Updated: Feb 20, 2022
It's been said that a goal you don't write down is just a dream, and that's true. But even writing down your goals doesn't set you up for success if you don't optimize their conception, or even their phrasing. The better or more clearly defined the goals, the better your results will be, so let's look at five key ways to supercharge the quality of your goals, so you can maximize your output.
The SMART acronym is a simple system of how to think about and form your goals. The acronym stands for five characteristics possessed by every top-level goal statement. The more you make your goals SMART, in a systematic and focused manner, the better your goals will be.
If you write down your "goal" as a general statement of intent, it's not much less of a dream than if you hadn't written it down at all. Instead, you want to make your goals as specific as possible. Start by asking yourself what exactly you want to achieve, and add details as appropriate. Eg:
Bad: I want to be rich. Good: I want to earn $15,000 a month Better: I want to earn $15,000 a month in passive income.
Note, too many details can make your goal hard to remember and too cluttered to remain meaningful. Stick with the top-level, essential information about exactly what you have committed to achieve.

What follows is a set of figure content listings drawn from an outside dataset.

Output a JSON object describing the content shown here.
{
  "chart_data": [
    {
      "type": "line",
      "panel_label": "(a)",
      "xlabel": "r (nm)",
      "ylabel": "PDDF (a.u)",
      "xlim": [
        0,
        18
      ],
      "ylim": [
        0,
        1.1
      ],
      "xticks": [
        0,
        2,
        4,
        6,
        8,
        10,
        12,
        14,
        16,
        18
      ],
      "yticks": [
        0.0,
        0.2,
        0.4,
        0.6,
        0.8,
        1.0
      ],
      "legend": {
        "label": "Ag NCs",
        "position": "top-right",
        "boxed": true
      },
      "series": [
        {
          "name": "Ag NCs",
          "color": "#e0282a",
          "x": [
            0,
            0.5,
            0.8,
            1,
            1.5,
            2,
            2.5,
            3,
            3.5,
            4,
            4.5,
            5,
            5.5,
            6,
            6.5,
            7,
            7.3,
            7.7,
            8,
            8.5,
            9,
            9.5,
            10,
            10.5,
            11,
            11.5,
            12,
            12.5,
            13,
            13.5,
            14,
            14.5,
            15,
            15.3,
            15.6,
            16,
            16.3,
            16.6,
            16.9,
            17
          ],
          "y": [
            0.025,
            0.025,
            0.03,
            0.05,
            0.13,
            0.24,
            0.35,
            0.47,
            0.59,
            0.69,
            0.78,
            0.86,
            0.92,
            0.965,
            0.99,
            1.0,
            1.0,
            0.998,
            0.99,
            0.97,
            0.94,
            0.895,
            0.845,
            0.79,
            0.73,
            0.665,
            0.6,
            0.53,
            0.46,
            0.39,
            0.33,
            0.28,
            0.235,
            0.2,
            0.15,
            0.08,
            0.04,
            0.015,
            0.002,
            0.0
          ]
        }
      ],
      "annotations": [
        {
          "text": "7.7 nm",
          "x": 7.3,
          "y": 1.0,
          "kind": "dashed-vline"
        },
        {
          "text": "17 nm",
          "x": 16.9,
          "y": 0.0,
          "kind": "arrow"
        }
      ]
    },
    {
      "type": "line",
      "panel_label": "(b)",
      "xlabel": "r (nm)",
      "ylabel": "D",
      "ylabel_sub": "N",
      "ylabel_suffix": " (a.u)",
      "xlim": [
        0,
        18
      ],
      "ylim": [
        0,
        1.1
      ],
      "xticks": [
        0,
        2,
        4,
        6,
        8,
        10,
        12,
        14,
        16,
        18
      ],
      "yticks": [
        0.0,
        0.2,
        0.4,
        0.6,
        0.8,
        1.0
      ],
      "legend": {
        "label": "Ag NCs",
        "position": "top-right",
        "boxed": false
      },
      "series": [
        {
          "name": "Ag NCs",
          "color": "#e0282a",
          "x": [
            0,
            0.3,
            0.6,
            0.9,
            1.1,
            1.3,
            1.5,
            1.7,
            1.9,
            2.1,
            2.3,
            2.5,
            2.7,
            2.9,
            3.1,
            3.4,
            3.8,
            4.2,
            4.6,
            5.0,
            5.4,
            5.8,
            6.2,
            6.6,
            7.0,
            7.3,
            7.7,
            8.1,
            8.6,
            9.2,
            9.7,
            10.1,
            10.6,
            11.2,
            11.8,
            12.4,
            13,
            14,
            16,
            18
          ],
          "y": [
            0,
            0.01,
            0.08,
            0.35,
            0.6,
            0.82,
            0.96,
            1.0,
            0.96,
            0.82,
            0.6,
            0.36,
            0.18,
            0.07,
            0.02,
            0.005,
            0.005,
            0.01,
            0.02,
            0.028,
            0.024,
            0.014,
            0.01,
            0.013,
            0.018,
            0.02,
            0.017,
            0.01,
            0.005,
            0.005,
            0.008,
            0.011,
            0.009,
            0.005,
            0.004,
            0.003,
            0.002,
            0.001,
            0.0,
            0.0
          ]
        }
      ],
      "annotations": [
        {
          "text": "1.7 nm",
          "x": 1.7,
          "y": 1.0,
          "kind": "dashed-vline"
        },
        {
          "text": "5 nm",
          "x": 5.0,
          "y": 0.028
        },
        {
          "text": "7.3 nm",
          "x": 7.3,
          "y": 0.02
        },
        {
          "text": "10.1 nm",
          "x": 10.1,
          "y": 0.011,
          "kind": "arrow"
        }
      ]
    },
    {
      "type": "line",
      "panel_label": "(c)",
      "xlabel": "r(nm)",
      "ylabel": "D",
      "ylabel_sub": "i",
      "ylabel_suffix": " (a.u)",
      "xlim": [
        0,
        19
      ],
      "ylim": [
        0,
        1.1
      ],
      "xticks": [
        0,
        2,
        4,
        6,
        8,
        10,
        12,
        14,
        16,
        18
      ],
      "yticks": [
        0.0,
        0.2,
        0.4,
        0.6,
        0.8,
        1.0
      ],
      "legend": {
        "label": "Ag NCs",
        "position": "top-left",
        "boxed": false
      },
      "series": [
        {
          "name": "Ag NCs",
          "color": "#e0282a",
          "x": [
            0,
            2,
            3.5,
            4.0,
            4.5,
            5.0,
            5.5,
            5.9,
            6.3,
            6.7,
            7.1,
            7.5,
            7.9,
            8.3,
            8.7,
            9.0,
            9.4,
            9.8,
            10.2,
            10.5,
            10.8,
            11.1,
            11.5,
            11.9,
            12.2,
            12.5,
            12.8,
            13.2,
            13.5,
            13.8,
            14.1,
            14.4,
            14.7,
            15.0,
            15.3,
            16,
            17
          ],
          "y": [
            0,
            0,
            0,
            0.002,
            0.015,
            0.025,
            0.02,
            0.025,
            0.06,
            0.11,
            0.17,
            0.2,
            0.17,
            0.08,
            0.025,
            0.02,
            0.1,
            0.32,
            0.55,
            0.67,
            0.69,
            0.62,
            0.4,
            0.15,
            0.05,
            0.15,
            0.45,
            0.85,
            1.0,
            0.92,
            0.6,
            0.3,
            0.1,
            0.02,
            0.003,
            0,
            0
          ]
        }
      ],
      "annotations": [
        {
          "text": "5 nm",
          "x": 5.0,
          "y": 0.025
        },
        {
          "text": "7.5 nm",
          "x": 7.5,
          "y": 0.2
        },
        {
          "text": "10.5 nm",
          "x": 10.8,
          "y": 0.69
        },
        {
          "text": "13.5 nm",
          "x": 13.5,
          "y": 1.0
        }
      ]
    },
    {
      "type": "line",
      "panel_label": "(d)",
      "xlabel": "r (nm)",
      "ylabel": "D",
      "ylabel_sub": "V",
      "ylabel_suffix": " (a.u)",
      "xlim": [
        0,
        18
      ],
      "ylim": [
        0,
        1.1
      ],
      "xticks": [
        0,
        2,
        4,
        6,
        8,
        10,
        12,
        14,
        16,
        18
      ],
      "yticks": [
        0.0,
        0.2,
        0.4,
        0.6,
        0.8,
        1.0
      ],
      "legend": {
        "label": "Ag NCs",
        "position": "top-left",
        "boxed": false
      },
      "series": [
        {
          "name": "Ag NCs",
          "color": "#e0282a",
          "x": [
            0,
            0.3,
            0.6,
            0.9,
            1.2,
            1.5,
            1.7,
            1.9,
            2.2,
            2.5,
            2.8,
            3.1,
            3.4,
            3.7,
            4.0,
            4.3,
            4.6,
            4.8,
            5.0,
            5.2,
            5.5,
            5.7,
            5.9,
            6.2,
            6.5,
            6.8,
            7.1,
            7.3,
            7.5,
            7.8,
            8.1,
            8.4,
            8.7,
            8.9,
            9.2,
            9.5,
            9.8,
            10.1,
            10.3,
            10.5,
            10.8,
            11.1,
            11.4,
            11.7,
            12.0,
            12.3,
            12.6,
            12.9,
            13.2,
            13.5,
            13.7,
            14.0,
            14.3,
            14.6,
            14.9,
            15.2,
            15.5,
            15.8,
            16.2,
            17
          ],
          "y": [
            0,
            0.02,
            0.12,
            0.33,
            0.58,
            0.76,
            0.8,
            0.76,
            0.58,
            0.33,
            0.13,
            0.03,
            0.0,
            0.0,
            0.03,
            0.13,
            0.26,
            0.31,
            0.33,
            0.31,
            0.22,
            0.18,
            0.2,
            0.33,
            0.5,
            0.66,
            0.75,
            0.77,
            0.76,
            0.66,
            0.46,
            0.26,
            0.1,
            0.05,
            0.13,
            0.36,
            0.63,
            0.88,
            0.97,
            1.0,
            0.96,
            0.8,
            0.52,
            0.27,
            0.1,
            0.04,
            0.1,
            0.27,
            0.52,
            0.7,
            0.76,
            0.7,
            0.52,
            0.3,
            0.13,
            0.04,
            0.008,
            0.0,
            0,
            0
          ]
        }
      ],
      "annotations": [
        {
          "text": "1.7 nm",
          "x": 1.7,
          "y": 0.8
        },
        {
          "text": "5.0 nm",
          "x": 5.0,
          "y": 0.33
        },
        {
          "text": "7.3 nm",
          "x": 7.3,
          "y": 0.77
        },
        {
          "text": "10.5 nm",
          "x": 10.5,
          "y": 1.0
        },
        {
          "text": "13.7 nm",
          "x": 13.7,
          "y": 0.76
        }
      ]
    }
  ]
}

If your goal isn't measurable, it's impossible to tell when you're done. Without it being evaluated, it's very difficult to set a workable pathway to success. As you saw in the examples for Specific goals, a numerical value is a great place to start.
I want to be rich becomes I want to earn $15,000 a month I want to lose weight becomes I want to lose 5kg I want to grow my business becomes I want to hire three new sales staff and an admin assistant.
Besides establishing a black-and-white "finish line" for the goal, measurable goals allow you to create benchmarks/milestones towards success, so you can gauge your progress as you go.
If your goal is something that doesn't lend itself to numbers (eg I want a closer relationship with my children), shift the goal to behaviors that can lead to numerical quantification (eg, I will spend one-on-one moments with each of my children for an hour each week).
Of all the items in SMART, this is the simplest to explain but the hardest to make yourself stick to. Your goal must be realistic within all the realities of the time frame in which it is set. If you don't believe your goal can be achieved, you won't work in good faith toward achieving it. To that end, be certain your goal is attainable given:
a) The resources you have. Buy a Rolls-Royce is not an attainable goal if you make $5,000 a year.
b) You or your team's skillsets. Learn C-PLUS coding is not an attainable goal if you're still struggling with Excel.
c) The time frame. Lose 5Kg is not an attainable goal for most people if you try during the holidays.
d) Your context. Be the leading soft drink company is attainable for Coca-Cola and PepsiCo. It's not reasonable for the beverage company you just started in your garage. At least not yet.
This means it must be relevant to your overall values and life plan. Get a Ph.D. is a laudable goal, if high-end education is important to your life plan and related with what you find important. If it's not, it will be hard to engage with your goal enough to put in the work required to achieve it.
If you don't set a time limit for your goals, the temptation to "start tomorrow" every day looms large because so many other things will feel more urgent and pressing. Instead, give every goal statement you write a defined time limit.
Bad: I want to lose 5kg Good: I want to lose 5kg by this date in 3 months.
To really make SMART goals Time-Bound, split up your final goal into achievable benchmarks/milestones.
Take those 5kg in 3 months, and make it 2kg per month.
This way you can fine-tune your methods as you go.
The best practice when it comes to setting and attaining your goals is to review them regularly. Post your top-level goals someplace you can see them every day: This is why weekly goals translated into daily to-do list is very important.
Place your goals, in written form, so that you interact with them all the time. Then, on at least a monthly basis, review them in detail. Confirm they are still SMART, and the methods you are using to attain them are actually bringing you closer to meeting your goals.
a) Become emotionally attached to your goals that you won't be destructed by challenges and obstacles along your way.
b) Set your short term goals low so that the enthusiasm derived from achieving them will be your driving force when the excitement and motivation in setting them is long gone.
c) Keep the long term goals high so you'll remain aspiring for greater impact on yourself and society.
Using the SMART system hacks and pairing them with frequent review, doesn't 100% guarantee that you will reach them...but it will make getting where you want to be much more likely >95% than any other method.